WCSR
- Hillsdale, Michigan; United States;
- Frequency: 1340 kHz
- Branding: 99.5 The Dale

Programming
- Format: Country
- Affiliations: Motor Racing Network

Ownership
- Owner: McKibbin Media Group, Inc.
- Sister stations: WCSR-FM

History
- First air date: 1955
- Former call signs: WBSE (1955–1958)
- Call sign meaning: "Community Service Radio"

Technical information
- Licensing authority: FCC
- Facility ID: 71299
- Class: C
- Power: 500 watts day; 250 watts night;
- Transmitter coordinates: 41°55′41″N 84°38′10″W﻿ / ﻿41.92806°N 84.63611°W
- Translator: 99.5 W258DE (Hillsdale)

Links
- Public license information: Public file; LMS;

= WCSR (AM) =

WCSR is a radio station located in Hillsdale, Michigan. It transmits on 1340 kHz with 500 watts in the daytime and 250 watts at night. WCSR is owned by McKibbin Media Group, Inc.

==History==
WCSR began in 1955 as WBSE, a 100-watt AM station with studios on Broad Street in downtown Hillsdale.
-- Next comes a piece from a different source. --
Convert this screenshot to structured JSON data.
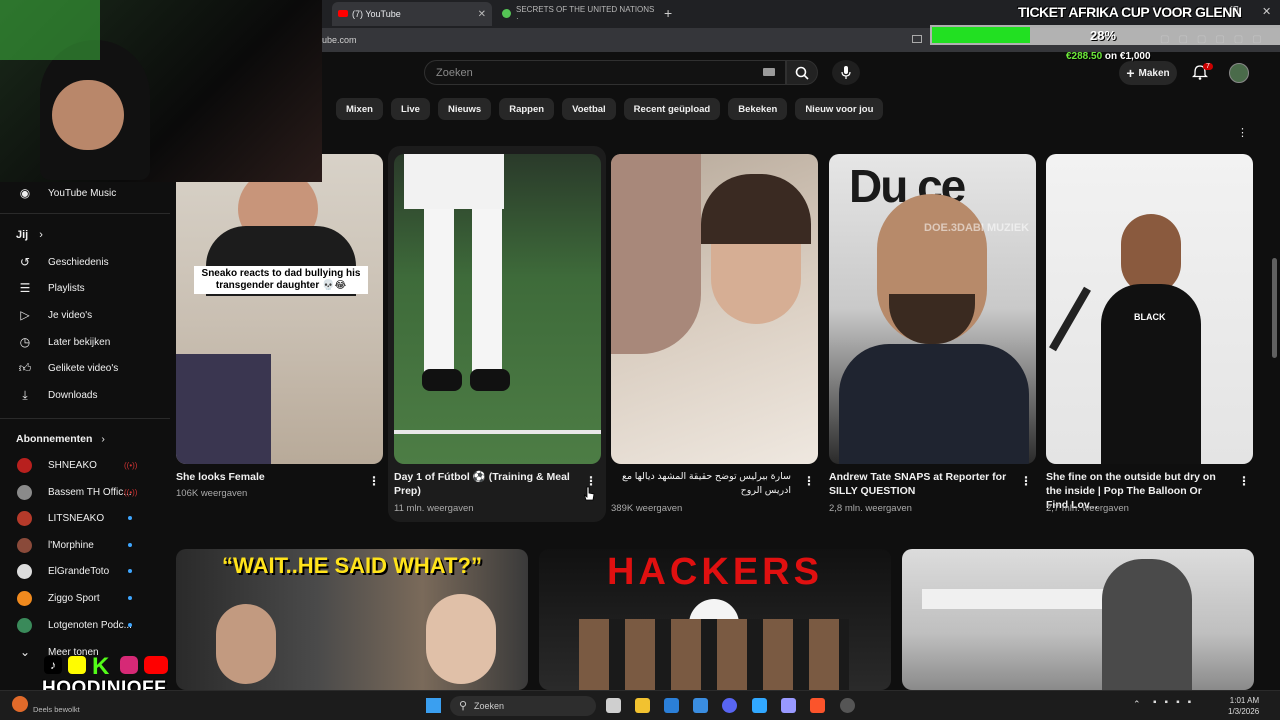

It was owned by Baw Beese Enterprises and changed call signs to WCSR on December 30, 1958. In 1962, the station moved to its current location on West Street and upgraded its power to 500 watts. In 1973, WCSR-FM 92.1 began broadcasting. In April 2019, a license was granted for the translator W258DE (99.5 FM) to WCSR.

On February 28, 2020, WCSR 1340 AM/W258DE split from its simulcast with WCSR-FM and changed their format to country, branded as "99.5 The Dale".